Straddles on MVIS are pure-volatility plays that profit from large moves in either direction; traders typically buy MVIS straddles ahead of earnings, FDA decisions, or other catalysts where the realized move is expected to exceed the implied move priced into the chain.

MVIS thesis for this straddle

The market-implied 1-standard-deviation range for MVIS extends from approximately $0.41 on the downside to $0.69 on the upside. A MVIS long straddle is a pure-volatility play: it profits when the underlying moves far enough from the strike in either direction to overcome the combined call plus put debit, regardless of direction. Current MVIS IV rank near 16.95% sits in the lower third of its 1-year distribution, where IV often re-expands toward the mean; this favors premium-buying structures and disadvantages premium-selling structures on MVIS at 88.14%. As a Technology name, MVIS options can move on sector-level news flow (peer earnings, regulatory updates, industry-specific macro data) in addition to MVIS-specific events.

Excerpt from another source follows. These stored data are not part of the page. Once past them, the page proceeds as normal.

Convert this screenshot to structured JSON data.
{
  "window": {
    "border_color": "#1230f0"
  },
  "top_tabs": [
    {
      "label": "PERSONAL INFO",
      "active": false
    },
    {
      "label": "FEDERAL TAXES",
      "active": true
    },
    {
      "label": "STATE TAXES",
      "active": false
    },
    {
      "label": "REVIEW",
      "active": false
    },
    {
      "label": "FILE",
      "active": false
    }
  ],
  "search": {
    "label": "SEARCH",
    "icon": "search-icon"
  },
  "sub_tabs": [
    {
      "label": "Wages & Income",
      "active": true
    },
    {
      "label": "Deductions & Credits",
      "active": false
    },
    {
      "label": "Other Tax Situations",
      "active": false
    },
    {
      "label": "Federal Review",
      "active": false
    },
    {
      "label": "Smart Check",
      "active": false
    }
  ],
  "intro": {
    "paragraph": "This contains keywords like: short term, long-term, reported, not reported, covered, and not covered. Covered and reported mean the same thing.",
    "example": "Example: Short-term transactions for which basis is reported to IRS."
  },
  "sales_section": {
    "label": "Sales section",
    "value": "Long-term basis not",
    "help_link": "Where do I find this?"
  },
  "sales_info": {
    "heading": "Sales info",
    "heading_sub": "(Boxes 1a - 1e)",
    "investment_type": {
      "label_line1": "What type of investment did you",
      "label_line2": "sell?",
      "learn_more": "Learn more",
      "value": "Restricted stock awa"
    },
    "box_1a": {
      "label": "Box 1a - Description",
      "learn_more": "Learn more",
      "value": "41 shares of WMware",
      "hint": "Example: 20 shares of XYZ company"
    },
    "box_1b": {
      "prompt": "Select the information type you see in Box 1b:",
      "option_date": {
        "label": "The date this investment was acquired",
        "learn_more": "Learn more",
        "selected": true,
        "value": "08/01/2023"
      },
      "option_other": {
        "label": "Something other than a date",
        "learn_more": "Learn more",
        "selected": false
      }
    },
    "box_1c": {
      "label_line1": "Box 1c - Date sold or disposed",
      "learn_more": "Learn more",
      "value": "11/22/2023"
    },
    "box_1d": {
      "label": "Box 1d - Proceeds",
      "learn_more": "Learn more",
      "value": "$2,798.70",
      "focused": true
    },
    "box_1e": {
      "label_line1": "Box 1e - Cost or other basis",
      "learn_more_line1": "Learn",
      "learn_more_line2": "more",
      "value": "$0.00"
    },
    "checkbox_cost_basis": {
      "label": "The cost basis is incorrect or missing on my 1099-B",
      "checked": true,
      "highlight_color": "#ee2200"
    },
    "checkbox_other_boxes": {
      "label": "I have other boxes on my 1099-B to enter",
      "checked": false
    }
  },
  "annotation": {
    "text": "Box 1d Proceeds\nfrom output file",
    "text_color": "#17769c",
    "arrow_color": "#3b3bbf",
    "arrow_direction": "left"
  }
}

MVIS straddle positions are structurally neutral / high-volatility (long premium); the modeled P&L assumes European-style exercise at expiration and ignores early assignment, transaction costs, dividends paid before expiry on the stock leg (when present), and the bid-ask spread on the listed chain. MVIS positions also carry Technology sector concentration risk; news flow inside the sector (peer earnings, regulatory shifts, supply-chain headlines) can move MVIS alongside the broader basket even when MVIS-specific fundamentals are unchanged. Always rebuild the position from current MVIS chain quotes before placing a trade.

Frequently asked questions

What is a straddle on MVIS?
A straddle on MVIS is the straddle strategy applied to MVIS (stock). The strategy is structurally neutral / high-volatility (long premium): A long straddle buys an ATM call and an ATM put at the same strike, profiting from a large move in either direction; max loss equals the combined debit when the underlying pins to the strike at expiration. With MVIS stock trading near $0.55, the strikes shown on this page are snapped to the nearest listed MVIS chain strike and the premiums come straight from the end-of-day bid/ask midpoint.
How are MVIS straddle max profit and max loss calculated?
Upside max profit is unbounded; downside max profit is bounded at the strike minus the combined call plus put debit (reached at zero). Max loss equals the combined debit times 100 (reached when the underlying pins to the strike). Two breakevens at strike plus debit and strike minus debit. For the MVIS straddle priced from the end-of-day chain at a 30-day expiry (ATM IV 88.14%), the computed maximum profit is unbounded per contract and the computed maximum loss is unbounded per contract. Live intraday quotes will differ as the chain moves through the trading session.
What is the breakeven for a MVIS straddle?
The breakeven for the MVIS straddle priced on this page is no defined breakeven on the modeled curve at expiration, derived from end-of-day chain premiums. Breakeven is the underlying price at which the strategy's P&L crosses zero ignoring transaction costs and assignment risk. The current MVIS market-implied 1-standard-deviation expected move is approximately 25.27%; if the move sits well outside the breakeven distance, the structure's risk-reward becomes correspondingly tighter.
When should you consider a straddle on MVIS?
Straddles on MVIS are pure-volatility plays that profit from large moves in either direction; traders typically buy MVIS straddles ahead of earnings, FDA decisions, or other catalysts where the realized move is expected to exceed the implied move priced into the chain.
How does current MVIS implied volatility affect this straddle?
MVIS ATM IV is at 88.14% with IV rank near 16.95%, which is on the low end of its 1-year range. Premium-buying structures (long call, long put, debit spreads) are relatively cheap in this regime; premium-selling structures collect less credit per unit risk.